Tracking calories or macros absolutely works for some people. It helps you control portion sizes, and gives you a numerical way to monitor your food intake. It’s helped quite a few of my clients get an idea of where they are at when they first start working with me, and what areas they need to increase or decrease to reach their goals. But what’s computed for you on an app may be far from what you actually need – I’ve seen this more times than I can count with MyFitnessPal, way underestimating a client’s total daily energy expenditure because it can’t take into account their actual RMR based on lean body mass, not just weight, or the intensity of their workouts.

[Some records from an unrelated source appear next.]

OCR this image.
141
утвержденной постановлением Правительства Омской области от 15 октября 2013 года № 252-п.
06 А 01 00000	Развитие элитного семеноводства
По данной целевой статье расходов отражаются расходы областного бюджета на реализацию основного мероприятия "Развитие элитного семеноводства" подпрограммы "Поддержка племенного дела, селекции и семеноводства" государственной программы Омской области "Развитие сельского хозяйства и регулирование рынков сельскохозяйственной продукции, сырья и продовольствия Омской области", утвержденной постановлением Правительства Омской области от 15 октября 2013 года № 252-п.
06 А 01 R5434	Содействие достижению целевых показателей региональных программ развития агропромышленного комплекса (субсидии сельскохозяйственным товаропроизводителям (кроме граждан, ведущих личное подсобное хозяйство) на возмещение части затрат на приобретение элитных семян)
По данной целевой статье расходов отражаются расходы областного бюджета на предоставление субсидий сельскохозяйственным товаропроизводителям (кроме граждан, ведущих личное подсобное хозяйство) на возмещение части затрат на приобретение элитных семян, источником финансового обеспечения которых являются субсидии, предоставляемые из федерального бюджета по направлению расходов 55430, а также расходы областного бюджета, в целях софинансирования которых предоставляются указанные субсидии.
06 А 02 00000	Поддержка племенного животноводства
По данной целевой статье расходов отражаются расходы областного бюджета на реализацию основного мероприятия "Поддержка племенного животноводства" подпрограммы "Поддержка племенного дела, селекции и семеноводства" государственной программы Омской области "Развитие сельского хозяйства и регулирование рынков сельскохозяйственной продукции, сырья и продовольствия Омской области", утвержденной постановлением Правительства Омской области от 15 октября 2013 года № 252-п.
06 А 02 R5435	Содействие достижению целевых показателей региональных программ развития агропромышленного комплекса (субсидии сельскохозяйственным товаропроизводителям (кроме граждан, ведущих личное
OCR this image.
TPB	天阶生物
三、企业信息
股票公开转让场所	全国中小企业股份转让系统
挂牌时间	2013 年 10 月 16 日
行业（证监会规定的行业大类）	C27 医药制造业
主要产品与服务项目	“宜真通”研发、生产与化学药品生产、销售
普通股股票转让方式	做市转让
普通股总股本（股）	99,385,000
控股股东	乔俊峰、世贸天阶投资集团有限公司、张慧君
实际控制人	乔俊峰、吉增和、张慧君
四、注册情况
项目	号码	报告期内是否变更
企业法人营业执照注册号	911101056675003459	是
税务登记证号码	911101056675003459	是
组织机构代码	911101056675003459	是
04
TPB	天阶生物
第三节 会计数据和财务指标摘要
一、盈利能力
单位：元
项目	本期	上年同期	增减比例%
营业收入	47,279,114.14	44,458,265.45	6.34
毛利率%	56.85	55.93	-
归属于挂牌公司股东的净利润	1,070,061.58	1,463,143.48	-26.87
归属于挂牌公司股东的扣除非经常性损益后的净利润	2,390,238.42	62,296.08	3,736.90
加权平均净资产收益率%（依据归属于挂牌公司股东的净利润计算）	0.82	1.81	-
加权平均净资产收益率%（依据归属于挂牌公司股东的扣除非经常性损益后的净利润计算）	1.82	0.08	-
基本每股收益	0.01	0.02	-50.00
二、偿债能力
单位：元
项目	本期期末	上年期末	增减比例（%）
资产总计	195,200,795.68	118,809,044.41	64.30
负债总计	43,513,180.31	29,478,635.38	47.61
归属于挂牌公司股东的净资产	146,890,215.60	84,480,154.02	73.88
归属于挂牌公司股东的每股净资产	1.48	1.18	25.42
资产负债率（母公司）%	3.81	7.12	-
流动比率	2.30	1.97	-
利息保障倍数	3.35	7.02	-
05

I highly recommend working with a dietitian to give you your actual energy needs, and give you some goals to work on. Again, a calorie goal is just a general guideline. Those numbers provided aren’t meant to be lifelong. What about when you reach your goal weight? When you change your workout routine? When you focus solely on calories, you also forget about basic physiology. Our guts don’t work the same way calorimeters do. For example, for your body to break down protein it requires a lot more energy vs. carbs or fat…you could have two foods be completely equal in terms of calories, but very different in terms of how that food is broken down and utilized for energy or fat storage.
Is counting calories or macros necessary to live a healthy lifestyle? Absolutely not. It’s tedious and time consuming, and already difficult enough to plan your meals for the week, grocery shop, cook, clean afterwards, let alone track every last gram of fat you ate that day. Food is so important, but when thinking about it begins to take over every important thing in our lives, it can truly suck all of the joy out of eating. You can be hitting specific calorie or macronutrient numbers and still be malnourished.